Strange Weather, Isn't It?
!!! (chk chk chk)
Dans un monde libéré de contraintes commerciales, il n'est absolument pas certain que les Chk Chk Chk sortiraient des albums. Des singles, des maxis et des remixs, oui. Mais des albums? Dans un monde libéré de contraintes commerciales, c'est qu'ils auraient toute latitude pour s'en tenir à ce qu'ils font de mieux : les singes sur scène et en studio, des tracks d'un quart d'heure qui vous envoient valdinguer les sens dans une dimension parallèle; où l'ecstasy se respire, où les portes de la perception servent de dancefloor après avoir été arrachées de leurs gonds et jetées au sol. Le Chk Chk Chk idéal fait dans l'expérience sensorielle plutôt que dans la chanson, balance aux foules de la dance-music orgiaque et primitive plutôt que de tenter de dévier à sa façon les codes du rock ou pire, de la pop et du zouk. Dans ce genre qui est le leur, si on veut des chansons, on a les Talking Heads période africaine et les Happy Mondays d'il y a 20 ans, produits par la paire DJ Weatherall/Oakenfold. En d'autres termes, on a tout ce qu'il nous faut, merci. Les Chk Chk Chk ne sont pas assez grands compositeurs, encore moins paroliers pour rivaliser avec ces ancêtres. Leur génie, il est dans la drogue, le beat défoncé, les ambiances débiles, ce monstrueux résultat house-funk accouché d'improbables jams, cette chose qui donne envie de se faire tourner la quéquètte comme un hélicoptère; cette tambouille de trrrrrès grrrrros groove infectieux vrillant complètement le cerveau, de voix canaille racontant portenawak et de gimmicks toujours plus tordus les uns que les autres.

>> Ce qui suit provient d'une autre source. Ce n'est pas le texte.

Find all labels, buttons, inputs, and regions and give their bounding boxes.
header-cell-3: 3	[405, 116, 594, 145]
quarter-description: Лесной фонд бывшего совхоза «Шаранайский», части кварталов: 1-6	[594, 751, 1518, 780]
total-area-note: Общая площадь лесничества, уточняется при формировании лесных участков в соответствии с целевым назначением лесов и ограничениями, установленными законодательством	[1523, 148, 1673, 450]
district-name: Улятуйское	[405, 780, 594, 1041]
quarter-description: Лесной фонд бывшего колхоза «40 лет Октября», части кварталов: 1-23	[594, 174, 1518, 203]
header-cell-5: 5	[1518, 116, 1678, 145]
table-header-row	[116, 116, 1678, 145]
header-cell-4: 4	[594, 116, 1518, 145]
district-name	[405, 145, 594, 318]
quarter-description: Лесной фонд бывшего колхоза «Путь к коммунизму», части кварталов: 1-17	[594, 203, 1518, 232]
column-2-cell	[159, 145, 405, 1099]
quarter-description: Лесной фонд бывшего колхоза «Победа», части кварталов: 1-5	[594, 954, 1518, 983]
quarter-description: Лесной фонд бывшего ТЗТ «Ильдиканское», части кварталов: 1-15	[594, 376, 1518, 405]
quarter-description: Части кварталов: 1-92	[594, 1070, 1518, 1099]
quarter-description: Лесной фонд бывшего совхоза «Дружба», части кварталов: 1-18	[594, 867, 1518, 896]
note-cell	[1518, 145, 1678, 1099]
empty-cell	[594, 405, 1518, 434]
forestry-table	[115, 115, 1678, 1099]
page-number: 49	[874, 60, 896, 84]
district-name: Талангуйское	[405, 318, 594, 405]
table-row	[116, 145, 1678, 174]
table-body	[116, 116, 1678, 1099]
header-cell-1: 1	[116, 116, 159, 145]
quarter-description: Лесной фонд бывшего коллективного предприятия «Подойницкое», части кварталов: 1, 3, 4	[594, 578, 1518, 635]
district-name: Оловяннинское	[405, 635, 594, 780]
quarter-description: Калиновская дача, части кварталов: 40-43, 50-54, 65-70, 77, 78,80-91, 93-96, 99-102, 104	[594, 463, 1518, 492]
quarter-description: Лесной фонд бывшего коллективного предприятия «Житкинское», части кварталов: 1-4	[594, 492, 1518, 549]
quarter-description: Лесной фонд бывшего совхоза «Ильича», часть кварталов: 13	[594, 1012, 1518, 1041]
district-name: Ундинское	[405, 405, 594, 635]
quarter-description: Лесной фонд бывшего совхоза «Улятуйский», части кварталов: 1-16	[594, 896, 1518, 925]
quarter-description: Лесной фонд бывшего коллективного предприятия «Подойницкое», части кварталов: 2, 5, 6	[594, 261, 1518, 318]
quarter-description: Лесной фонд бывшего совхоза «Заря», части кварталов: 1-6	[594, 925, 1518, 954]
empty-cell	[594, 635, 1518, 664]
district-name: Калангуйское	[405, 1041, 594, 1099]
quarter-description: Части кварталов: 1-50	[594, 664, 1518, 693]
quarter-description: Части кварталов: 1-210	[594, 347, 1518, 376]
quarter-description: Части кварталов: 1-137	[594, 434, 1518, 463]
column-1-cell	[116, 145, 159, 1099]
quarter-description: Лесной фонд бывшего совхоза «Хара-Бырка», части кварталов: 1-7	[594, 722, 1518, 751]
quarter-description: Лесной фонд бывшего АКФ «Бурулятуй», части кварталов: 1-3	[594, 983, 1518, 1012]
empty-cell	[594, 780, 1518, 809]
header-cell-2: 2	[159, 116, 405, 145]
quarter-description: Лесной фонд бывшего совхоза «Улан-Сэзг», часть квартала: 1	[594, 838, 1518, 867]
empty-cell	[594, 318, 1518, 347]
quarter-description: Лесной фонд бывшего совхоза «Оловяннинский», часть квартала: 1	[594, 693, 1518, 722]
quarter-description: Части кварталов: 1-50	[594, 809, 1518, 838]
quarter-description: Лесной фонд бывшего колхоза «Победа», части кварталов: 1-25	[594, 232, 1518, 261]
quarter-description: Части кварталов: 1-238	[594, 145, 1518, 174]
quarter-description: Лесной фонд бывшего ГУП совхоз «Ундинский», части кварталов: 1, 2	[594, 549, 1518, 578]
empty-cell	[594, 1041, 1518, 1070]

Sur le nouvel album, Strange Weather Isn't It, on a principalement un morceau qui répond parfaitement à ce critère. Il a pour nom "The Hammer" et s'inspire de la plus grosse des grosses techno décérébrée et extasiée qui puisse être : groove sadomaso, montée digne du Space Mountain et borborygmes sexuels en guise de paroles. Un vrai truc de foncedé, sur lequel on peut gigoter les balloches hors du pantalon, un sourire de Jack Nicholson en travers du visage. Problème : édité sur seulement 5 minutes, il est beaucoup trop court. Tout le disque est trop court, d'ailleurs : 9 morceaux sur 40 minutes, pas vraiment l'idéal pour un groupe pareil ! Pas un seul morceau qui ne s'étire vers la cinglitude comme jadis "Shit Sheisse Merde" ou "Me & Giuliani Down By The School Yard". Tout est y plutôt propret, passable en radio, il y a même de véritables moments WTF, à l'instar de cette chanson (on a pourtant dit : pas de chansons, les hommes-gueunons!!!) qui ressemble drôlement à du She Wants Revenge, ce groupe qui est à Depeche Mode ce que les Frères Taloche sont aux Monty Python's.
Alors, ce n'est pas que l'album soit mauvais, très loin de là. Il est même nettement meilleur que le rock zouk du balourd Myth Takes, à vrai dire. Retour au groove de gobeurs de plombs, aux influences biscornues (Soul II Soul, pas mal), aux bruitages tcharbés, aux guitares africaines, aux voix arrogantes... Mais c'est tout comme si il manquait à ce disque une bonne grosse demi-heure de folie tapageuse. Folie que l'on pressent, qui est même souvent la plus logique des suites dans la construction des morceaux. Mais qui au final, n'est jamais vraiment là ou alors, trop brève. C'est donc vraiment comme si la Main Invisible du Marché était passée par là armée de cisailles, un bouquin de bonne conduite tartiné par Nadine de Rotschild sous le bras. On aurait voulu un classique de mongolofunk vicieux et rigolard, on a surtout une putain de publicité pour les concerts à venir de l'une des meilleures formations live actuellement en activité. On attendait une leçon de groove sauvage, on se retrouve avec un teaser des carnages scéniques à venir. On attendait un album à se prendre grave mais alors vraiment grave dans les dents et on a simplement droit à un support promotionnel qui donne le goût du massacre, son envie, sa faim, mais ne rassasie jamais complètement. L'encule n'est pas amère. Disons plutôt que le panard chausse du 37 alors qu'on aurait aimé se vautrer dans des empreintes de Yéti.